Showing posts with label perspective. Show all posts
Showing posts with label perspective. Show all posts

28 September 2011

More on Compression

To illustrate compression better, I've included the following pictures:




The one on the left is taken with the 85mm f/1.8.  The one on the right is taken with the 400mm f/5.6.  In this case, I tried pretty hard to keep them at the same size and fix the reference point (the brick column in the center of the background building).

The background in the second picture is much closer than it is in the first.  In a way this makes perfect sense.  What if we were going to focus on the background instead of the foreground?  It stands to reason that the background would "feel" closer with the longer focal length (greater zoom).
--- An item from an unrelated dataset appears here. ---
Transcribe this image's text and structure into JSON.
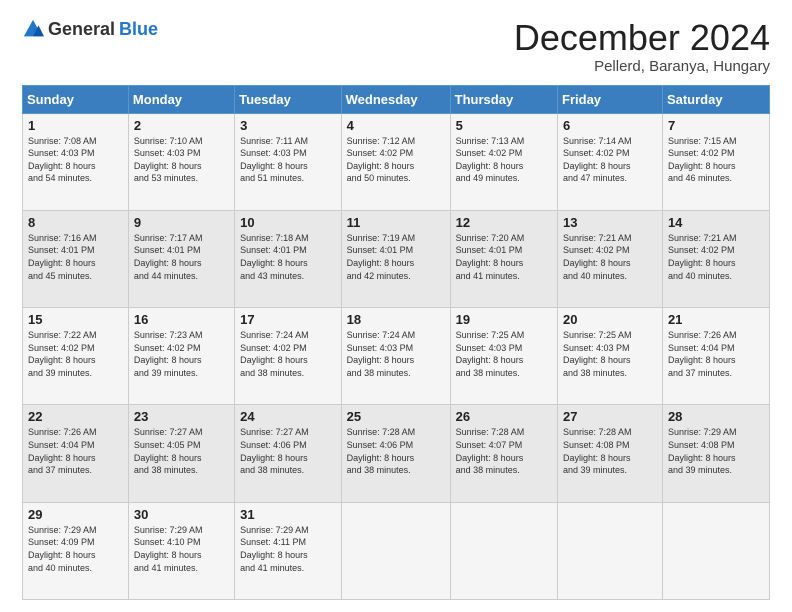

The important thing to realize is that when we keep the foreground elements the same size (roughly), the background will seem closer with a longer focal length.  In the first picture, I was perhaps six feet away from the subject.  In the second picture, it was closer to thirty or forty feet.  I would guess the background building is 500 feet or more away from the subject.

This, incidentally, is probably the way that we get some cool effects in Hollywood.  I'm thinking specifically of this shot from Lord of the Rings:


In particular, note in the beginning of the clip how the background changes compression.  What the filmmakers have done here is to rack the camera backward while zooming in.  A tree appears in the foreground while the background appears to get closer.  It creates just the sort of creepy experience you'd want when a Nazgul is about to appear.


23 September 2011

Focal Length and Compression

It's been awhile since I've been writing here.  This isn't because I haven't taken any pictures—it's because I have little time in my personal life to write much of anything, to say nothing of a photography blog.
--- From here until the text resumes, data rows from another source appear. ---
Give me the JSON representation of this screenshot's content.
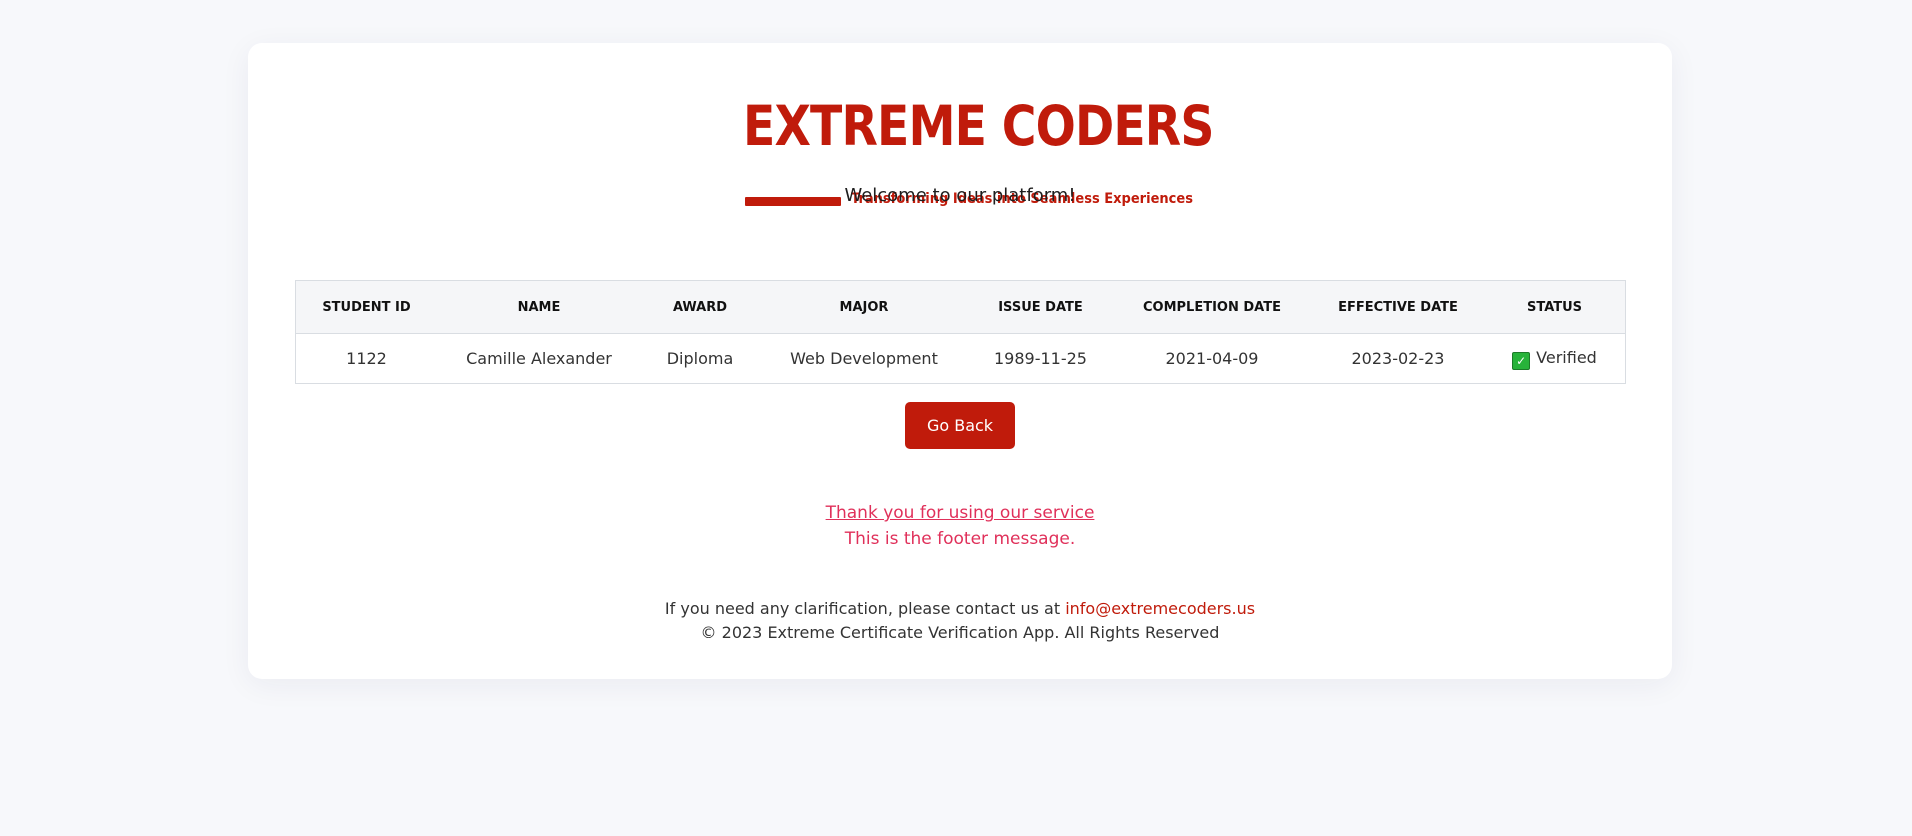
{
  "brand": {
    "name": "EXTREME CODERS",
    "tagline": "Transforming Ideas into Seamless Experiences",
    "color": "#c01b0b"
  },
  "welcome": "Welcome to our platform!",
  "table": {
    "headers": [
      "STUDENT ID",
      "NAME",
      "AWARD",
      "MAJOR",
      "ISSUE DATE",
      "COMPLETION DATE",
      "EFFECTIVE DATE",
      "STATUS"
    ],
    "row": {
      "student_id": "1122",
      "name": "Camille Alexander",
      "award": "Diploma",
      "major": "Web Development",
      "issue_date": "1989-11-25",
      "completion_date": "2021-04-09",
      "effective_date": "2023-02-23",
      "status": "Verified",
      "status_icon": "check-box-icon"
    }
  },
  "actions": {
    "go_back_label": "Go Back"
  },
  "footer": {
    "thanks_link": "Thank you for using our service",
    "message": "This is the footer message.",
    "contact_text": "If you need any clarification, please contact us at",
    "email": "info@extremecoders.us",
    "copyright": "© 2023 Extreme Certificate Verification App. All Rights Reserved",
    "accent_color": "#e0305a"
  }
}
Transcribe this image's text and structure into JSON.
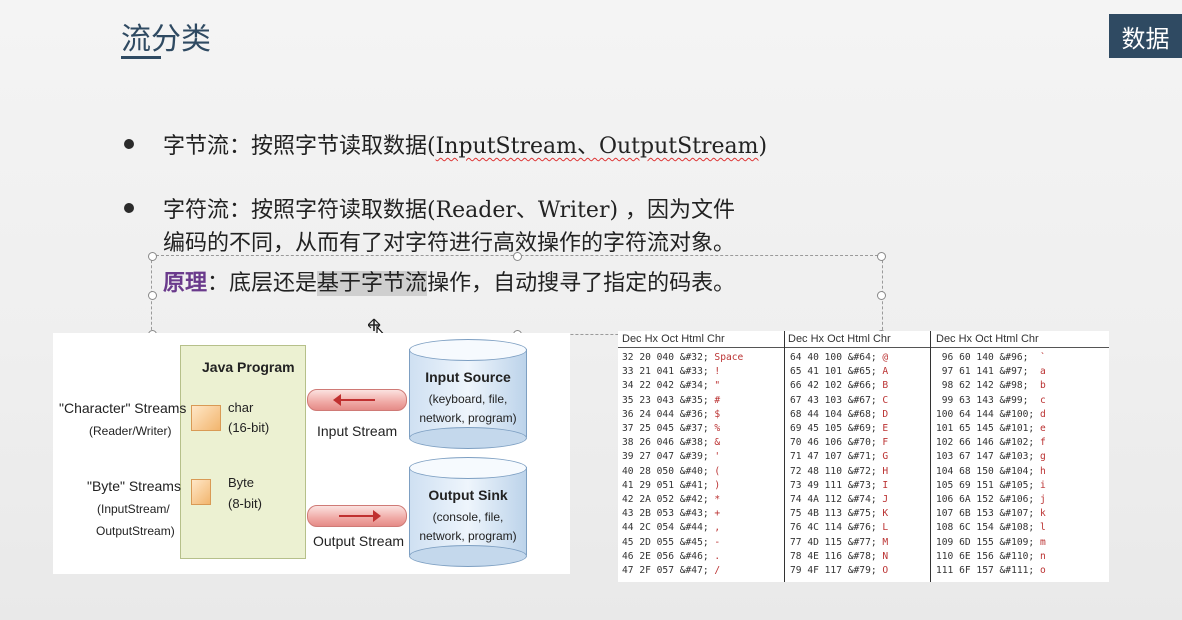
{
  "title": "流分类",
  "tag": "数据",
  "bullets": [
    {
      "prefix": "字节流：按照字节读取数据(",
      "code": "InputStream、OutputStream",
      "suffix": ")"
    },
    {
      "line1": "字符流：按照字符读取数据(Reader、Writer) ，因为文件",
      "line2": "编码的不同，从而有了对字符进行高效操作的字符流对象。"
    }
  ],
  "principle": {
    "label": "原理",
    "colon": "：",
    "pre": "底层还是",
    "highlight": "基于字节流",
    "post": "操作，自动搜寻了指定的码表。"
  },
  "diagram": {
    "java_program": "Java Program",
    "char_streams": "\"Character\" Streams",
    "char_streams_sub": "(Reader/Writer)",
    "byte_streams": "\"Byte\" Streams",
    "byte_streams_sub1": "(InputStream/",
    "byte_streams_sub2": "OutputStream)",
    "char_label1": "char",
    "char_label2": "(16-bit)",
    "byte_label1": "Byte",
    "byte_label2": "(8-bit)",
    "input_stream": "Input Stream",
    "output_stream": "Output Stream",
    "input_source_title": "Input Source",
    "input_source_l1": "(keyboard, file,",
    "input_source_l2": "network, program)",
    "output_sink_title": "Output Sink",
    "output_sink_l1": "(console, file,",
    "output_sink_l2": "network, program)"
  },
  "ascii_table": {
    "header": "Dec  Hx Oct  Html  Chr",
    "col1": [
      [
        "32 20 040 &#32; ",
        "Space"
      ],
      [
        "33 21 041 &#33; ",
        "!"
      ],
      [
        "34 22 042 &#34; ",
        "\""
      ],
      [
        "35 23 043 &#35; ",
        "#"
      ],
      [
        "36 24 044 &#36; ",
        "$"
      ],
      [
        "37 25 045 &#37; ",
        "%"
      ],
      [
        "38 26 046 &#38; ",
        "&"
      ],
      [
        "39 27 047 &#39; ",
        "'"
      ],
      [
        "40 28 050 &#40; ",
        "("
      ],
      [
        "41 29 051 &#41; ",
        ")"
      ],
      [
        "42 2A 052 &#42; ",
        "*"
      ],
      [
        "43 2B 053 &#43; ",
        "+"
      ],
      [
        "44 2C 054 &#44; ",
        ","
      ],
      [
        "45 2D 055 &#45; ",
        "-"
      ],
      [
        "46 2E 056 &#46; ",
        "."
      ],
      [
        "47 2F 057 &#47; ",
        "/"
      ]
    ],
    "col2": [
      [
        "64 40 100 &#64; ",
        "@"
      ],
      [
        "65 41 101 &#65; ",
        "A"
      ],
      [
        "66 42 102 &#66; ",
        "B"
      ],
      [
        "67 43 103 &#67; ",
        "C"
      ],
      [
        "68 44 104 &#68; ",
        "D"
      ],
      [
        "69 45 105 &#69; ",
        "E"
      ],
      [
        "70 46 106 &#70; ",
        "F"
      ],
      [
        "71 47 107 &#71; ",
        "G"
      ],
      [
        "72 48 110 &#72; ",
        "H"
      ],
      [
        "73 49 111 &#73; ",
        "I"
      ],
      [
        "74 4A 112 &#74; ",
        "J"
      ],
      [
        "75 4B 113 &#75; ",
        "K"
      ],
      [
        "76 4C 114 &#76; ",
        "L"
      ],
      [
        "77 4D 115 &#77; ",
        "M"
      ],
      [
        "78 4E 116 &#78; ",
        "N"
      ],
      [
        "79 4F 117 &#79; ",
        "O"
      ]
    ],
    "col3": [
      [
        " 96 60 140 &#96;  ",
        "`"
      ],
      [
        " 97 61 141 &#97;  ",
        "a"
      ],
      [
        " 98 62 142 &#98;  ",
        "b"
      ],
      [
        " 99 63 143 &#99;  ",
        "c"
      ],
      [
        "100 64 144 &#100; ",
        "d"
      ],
      [
        "101 65 145 &#101; ",
        "e"
      ],
      [
        "102 66 146 &#102; ",
        "f"
      ],
      [
        "103 67 147 &#103; ",
        "g"
      ],
      [
        "104 68 150 &#104; ",
        "h"
      ],
      [
        "105 69 151 &#105; ",
        "i"
      ],
      [
        "106 6A 152 &#106; ",
        "j"
      ],
      [
        "107 6B 153 &#107; ",
        "k"
      ],
      [
        "108 6C 154 &#108; ",
        "l"
      ],
      [
        "109 6D 155 &#109; ",
        "m"
      ],
      [
        "110 6E 156 &#110; ",
        "n"
      ],
      [
        "111 6F 157 &#111; ",
        "o"
      ]
    ]
  }
}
However, I recently acquired a Nikkor 400mm f/5.6 AI-S and 85mm f/1.8 (AI'd).  Manual focus isn't everyone's thing, but I have enjoyed it a fair amount, and these are focal lengths of some interest to me, and help to illustrate how the longer focal length tends to "compress" a scene.

Here's a picture from the 85:

Fire hydrant?  85mm f/2.8, 1/5000s @ ISO 400

While they're not super obvious, there are clearly buildings in the background some distance away.  A somewhat equivalent picture from the 400:

400mm f/5.6, 1/1600s @ ISO 800
I did not take the most extreme care to ensure that the scenes were identical, but hopefully the compression is fairly obvious.  The background "feels" so much closer in this image than it does in the previous.  This is due to the compression induced by the focal length.  What this means is that the longer focal length (i.e., telephoto lens) tends to bring the background closer while the shorter focal length (i.e., wider angle) will present a scene with greater depth.
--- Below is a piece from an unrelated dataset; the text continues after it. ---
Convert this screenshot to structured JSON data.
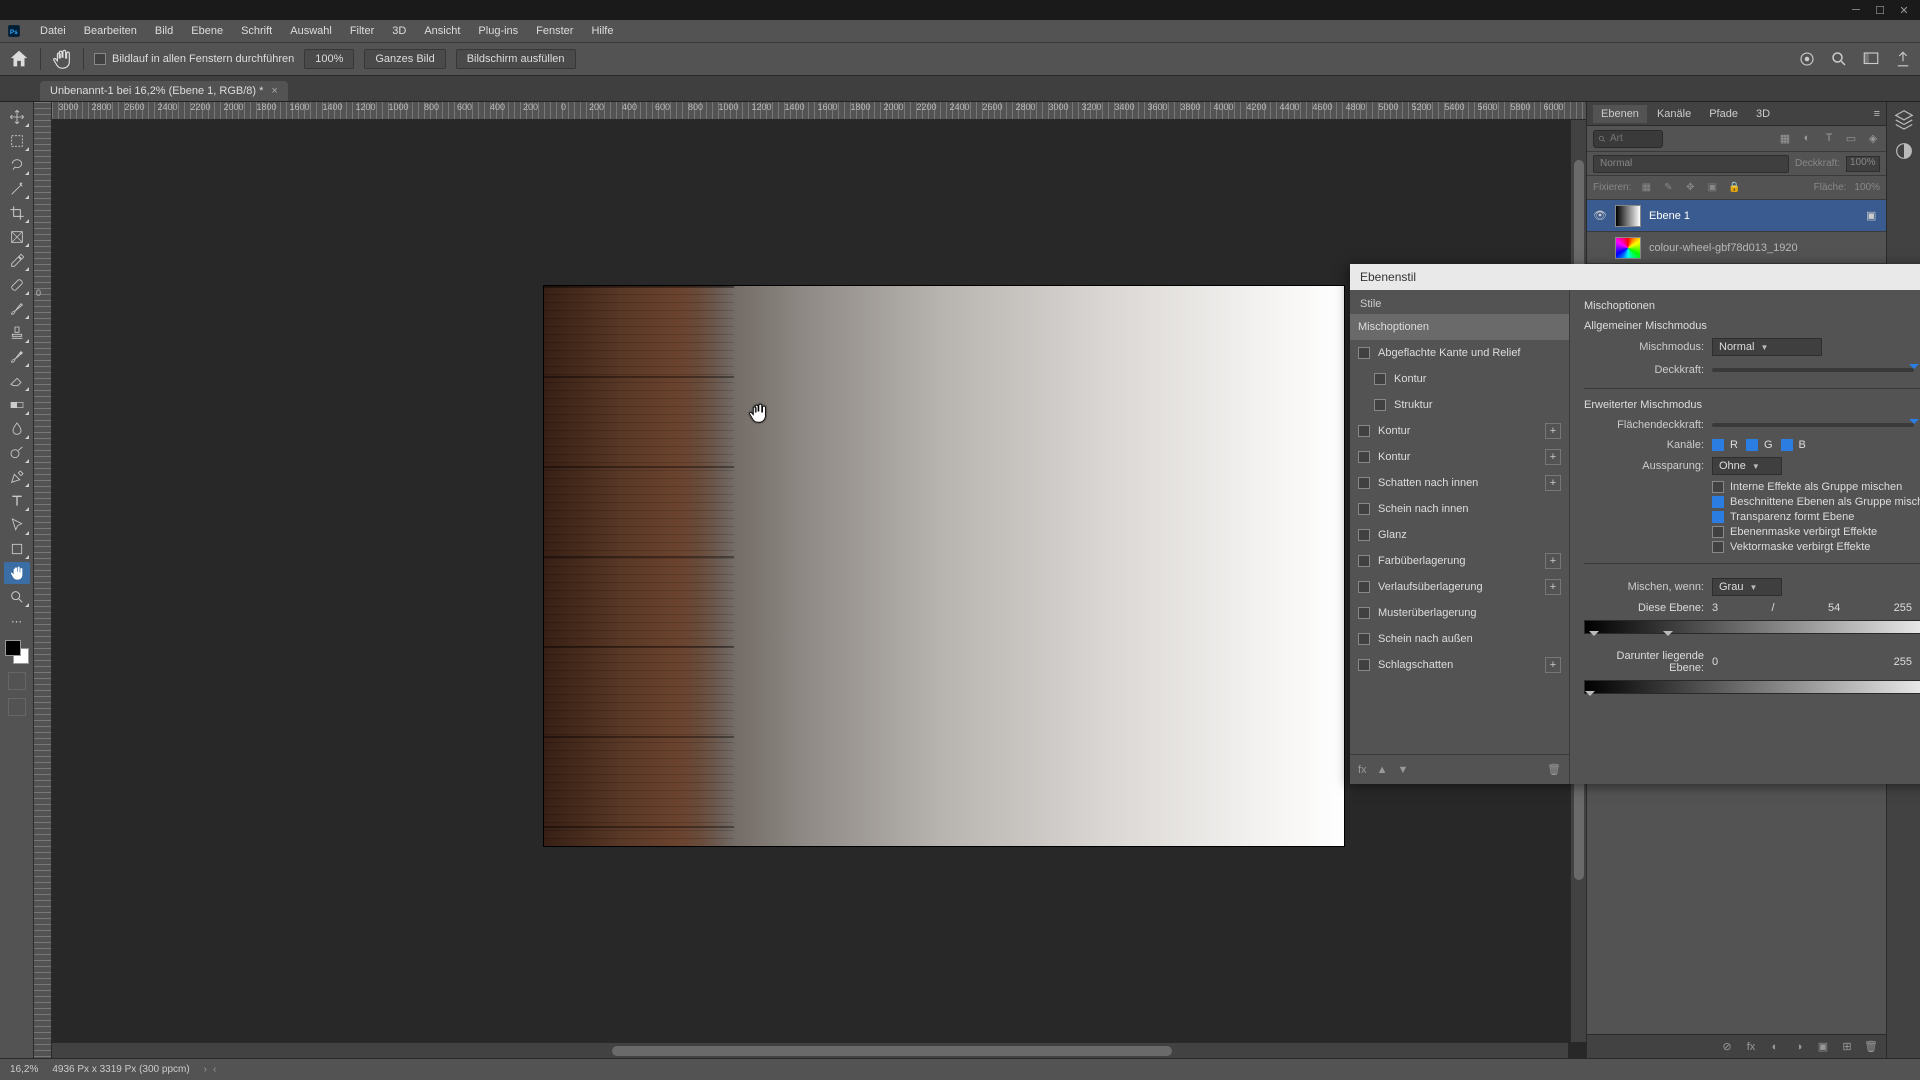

And just to make you jealous, a moon shot from the 400; it's cropped, run through unsharp, and has been color corrected some:

400mm f/8, 1/1000s @ 800 ISO; hand-held

03 December 2010

Perspective

Thom Hogan (page at right) put together a string of posts he calls "you week." The page itself is fairly long, but his commentary is well worth reading. He gave an assignment: take a fixed lens, set your camera to manual focus/exposure, and go shoot. He comments on a few reactions:

You discovered that your pictures looked different. Using only one focal length tends to make you move in order to frame your shot. Moving to frame changes your perspective. When you start changing perspective between shots you get pictures that leave differing impressions of foreground and background relationships. Heard about the 3D craze going around Hollywood? Well, you just discovered 2D. All good. You need more practice, though. Take two primes of different focal length and start exploring moving in relationship to your subject.


This is a really interesting comment, because it demonstrates so clearly what makes primes an interesting tool: perspective. Perspective is influenced by both the focal length and distance to the subject. Framing the subject in the same space using two different focal lengths requires moving back and forth—and it represents things much differently.